THE collapse of the US sub-prime market has produced a major banking crisis in the UK, which has seen the Northern Rock bank being put on an unprecedented £25 billion life support machine by Prime Minister Brown and his Chancellor, Darling.
Meanwhile, other British banks have suffered massive falls in share prices, with Barclays leading the way with an £18 billion fall in its share price valuation over the last two months.
Last week it was forced to reveal its $1.3 billion loss from the US sub-prime mortgage market.
The HSBC bank also revealed that it lost $3.4 billion in the third quarter of 2007.
For the rest, as of last Friday, the Royal Bank of Scotland’s (RBS) share price was down by five per cent while the Alliance and Leicester was down by 6.3 per cent. The RBS will be revealing its third-quarter figures on December 6.
However, the source of the British banking crisis, the world crisis of capitalism, is deepening. The dollar is still falling rapidly, while oil and gold prices are rising in inverse proportion, as the capitalists seek to get rid of the various paper promises to pay and secure real value.
As the Governor of the Bank of England has spelt out, the period ahead is going to be one of falling output and rising inflation, in which British capitalism will be highly vulnerable to big shocks that emerge out of the world crisis.
The current Opec summit almost produced such a shock, when Saudi Arabia just managed to fend off an Iranian-Venezuelan attempt to terminate the role the US dollar plays in the world oil trade, and promote the euro to its place. However, it is only a matter of time before another attempt is made to do this.
This rapidly deepening capitalist crisis means that the British government and the British banks have got absolutely no room for manoeuvre at all – they are literally hoping for the best, but more and more fearing the worst – that they will be hit by shocks that will break the back of the banks.
As far as Northern Rock is concerned, two private investors – a consortium led by Richard Branson’s Virgin Group and investment firm Olivant Advisers – have confirmed they have made proposals to ‘rescue’ the bank.
They want to purchase the bank for a cut price. They want to be let off paying the interest on the £25 billion cash lifeline, and they want that lifeline extended indefinitely, so that they are virtually state-sponsored.
This is how weak British capitalism is today. This is ‘risk-taking’ capitalism for you, with the taxpayers taking all of the risks. This is capitalism as a 100 per cent parasite.
The Liberal Democrats are advocating that the bank be nationalised as the cheapest way out of the crisis.
The Labour government is no doubt considering the proposition. However, it is opposed to nationalisation on principle.

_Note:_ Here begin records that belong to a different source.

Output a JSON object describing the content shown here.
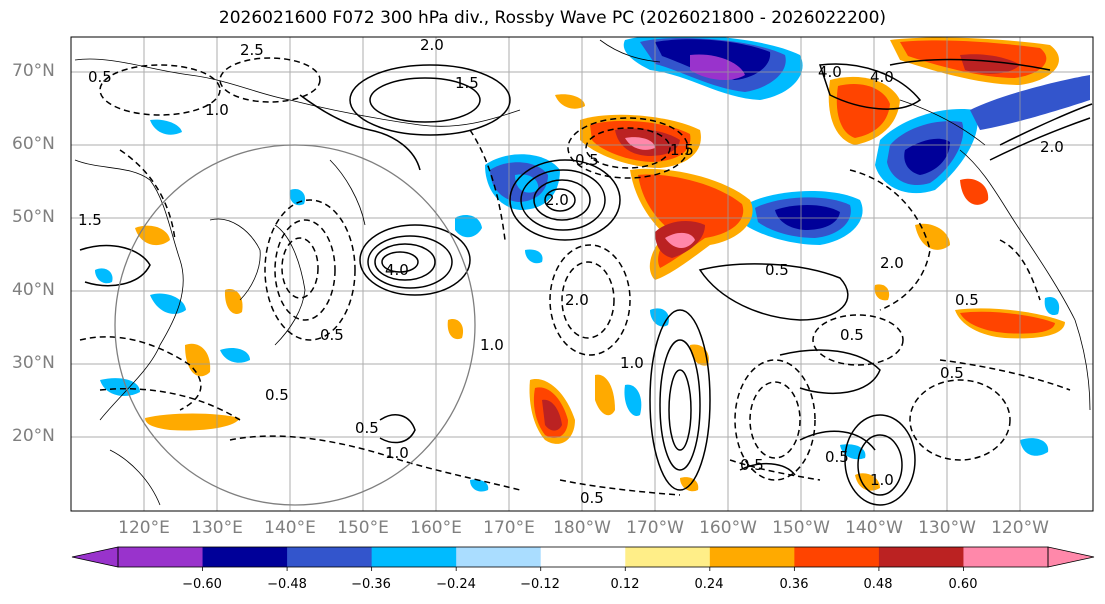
{
  "title": "2026021600 F072 300 hPa div., Rossby Wave PC (2026021800 - 2026022200)",
  "lat_labels": [
    "70°N",
    "60°N",
    "50°N",
    "40°N",
    "30°N",
    "20°N"
  ],
  "lon_labels": [
    "120°E",
    "130°E",
    "140°E",
    "150°E",
    "160°E",
    "170°E",
    "180°W",
    "170°W",
    "160°W",
    "150°W",
    "140°W",
    "130°W",
    "120°W"
  ],
  "colorbar": {
    "colors": [
      "#9933cc",
      "#000099",
      "#3355cc",
      "#00bbff",
      "#aaddff",
      "#ffffff",
      "#ffee88",
      "#ffaa00",
      "#ff4400",
      "#bb2222",
      "#ff88aa"
    ],
    "tick_labels": [
      "−0.60",
      "−0.48",
      "−0.36",
      "−0.24",
      "−0.12",
      "0.12",
      "0.24",
      "0.36",
      "0.48",
      "0.60"
    ]
  },
  "contour_labels": [
    "0.5",
    "1.0",
    "1.5",
    "2.0",
    "4.0",
    "2.0",
    "1.0",
    "0.5",
    "1.0",
    "4.0",
    "2.0",
    "0.5",
    "2.5",
    "1.5",
    "0.5",
    "2.0",
    "0.5",
    "1.0",
    "0.5",
    "0.5",
    "0.5",
    "0.5",
    "1.0",
    "0.5",
    "1.5",
    "0.5",
    "4.0",
    "2.0",
    "0.5"
  ]
}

It is a privatising government that long ago declared that nationalisation, even the continuing nationalisation of the Royal Mail, was somehow or another a continuation of the ‘command economy’ of Stalinist Russia.
They are also very worried that workers will be encouraged by such an action to demand that failing industries that threaten their jobs be nationalised, along with bosses who are seeking to transfer abroad.
Any Brown-sponsored nationalisation would be of the Mussolini variety. The fascist dictator did nationalise failing industries – in order to pump state funds into them before handing them back to grateful bosses.
However, bailing out a string of private banks is the surest road to the bankruptcy of the state.
The issue before the working class is not the best way of bailing out banks such as Northern Rock, but how to deal with the threat that the developing crisis of capitalism poses to the working class and the middle class.
This crisis can only dealt with by revolutionary measures to resolve the capitalist crisis.
This requires a socialist revolution to secure the nationalisation of the banks and the major industries, and the abolition of the £1.4 trillion of domestic debt. It also requires the drawing up of an economic plan by the working class, and its implementation, to revolutionise society by producing, not profits for a few, but use values to satisfy the material and cultural needs of the people.